FCA chief executive Martin Wheatley has said the reason advisers are having to pay increasing fees towards its running costs is because the regulator is being given more work to do.
Speaking at the FCA annual public meeting last week, Mr Wheatley, who will stand down from the watchdog in September, said the government had told his staff to regulate more areas without removing responsibilities.
At the same event, Mr Wheatley, who was making his first public appearance since he announced his departure from the FCA, said he was “disappointed” to be leaving the regulator.
He said: “Frankly, I am disappointed to be moving on, and do so with a sense of unfinished business.”
He said: “Since the financial crisis there has been a lot of change in regulation. A lot of change that impacts us directly and impacts regulated entities, changes to introduce the senior manager regime and changes to bring more activities within the scope of regulation.
“It has not yet been the case that we have been asked to stop doing things. All the requests we have received are additive responsibilities to the existing FCA responsibilites.
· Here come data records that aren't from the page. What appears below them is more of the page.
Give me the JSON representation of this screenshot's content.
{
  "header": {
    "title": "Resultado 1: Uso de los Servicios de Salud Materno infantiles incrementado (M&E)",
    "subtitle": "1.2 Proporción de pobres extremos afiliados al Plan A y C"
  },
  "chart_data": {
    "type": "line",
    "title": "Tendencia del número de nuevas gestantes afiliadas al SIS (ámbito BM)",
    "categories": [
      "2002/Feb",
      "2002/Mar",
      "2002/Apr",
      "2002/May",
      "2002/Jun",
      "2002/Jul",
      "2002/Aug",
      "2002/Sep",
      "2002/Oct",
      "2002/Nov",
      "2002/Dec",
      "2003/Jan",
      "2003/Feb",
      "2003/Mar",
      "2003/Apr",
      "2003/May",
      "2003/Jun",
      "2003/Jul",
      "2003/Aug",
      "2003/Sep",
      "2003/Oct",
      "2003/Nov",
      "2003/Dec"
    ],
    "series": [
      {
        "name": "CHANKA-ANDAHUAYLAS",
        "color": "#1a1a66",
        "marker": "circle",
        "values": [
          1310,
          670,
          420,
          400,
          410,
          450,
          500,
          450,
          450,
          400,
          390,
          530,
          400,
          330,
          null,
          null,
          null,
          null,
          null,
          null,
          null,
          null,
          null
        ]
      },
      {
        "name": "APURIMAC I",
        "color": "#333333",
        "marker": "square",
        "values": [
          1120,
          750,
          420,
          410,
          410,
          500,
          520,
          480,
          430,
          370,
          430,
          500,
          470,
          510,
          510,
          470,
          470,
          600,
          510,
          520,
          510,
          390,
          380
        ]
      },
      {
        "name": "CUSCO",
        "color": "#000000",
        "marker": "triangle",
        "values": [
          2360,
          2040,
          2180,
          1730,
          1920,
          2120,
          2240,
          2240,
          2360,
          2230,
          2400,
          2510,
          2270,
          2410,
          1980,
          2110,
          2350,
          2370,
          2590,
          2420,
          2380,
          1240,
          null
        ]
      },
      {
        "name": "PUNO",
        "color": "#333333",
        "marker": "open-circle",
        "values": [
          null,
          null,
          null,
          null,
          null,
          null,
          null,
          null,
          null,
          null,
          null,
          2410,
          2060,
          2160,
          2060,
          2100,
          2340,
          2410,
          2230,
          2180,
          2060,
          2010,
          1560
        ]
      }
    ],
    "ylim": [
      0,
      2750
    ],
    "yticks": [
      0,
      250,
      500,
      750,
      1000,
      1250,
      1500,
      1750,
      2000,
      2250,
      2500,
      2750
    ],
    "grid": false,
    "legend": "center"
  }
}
“I try as hard as possible to manage the organisation in a way that doesn’t push those costs directly back onto the industry, but inevitably we cannot absorb all that cost without there being some knock-on impact.
“We hope those increase in costs are managed well. But ultimately it is a cost to the industry, and we have to make sure we are responsible in the way we build up the additional resources we need to take on the additional tasks.”
Lord Deben (John Gummer), the chairman of Apfa, has recently written to the FCA questioning the regulator’s competence over its inability to live within a level budget.
The letter was in response to the FCA’s announcement of a fee increase of almost 6 per cent which, combined with the increasing FSCS levy, means advisers will see overall fees rise by 10 per cent.
Alistair Cunningham, a chartered financial planner with Surrey-based Wingate Financial Planning, said: “I don’t have an issue with them looking into more things because the world we live in needs a strong regulator, but if they need more money they should be seeking it from those who are most likely to be offenders.”
Right to reply
A Treasury spokesman said: “The government is clear that we need a tough and independent financial conduct regulator to protect consumers from any sharp practice in the financial services industry.
“That’s why we created the FCA, and gave it strong powers to take action wherever its rules are breached.”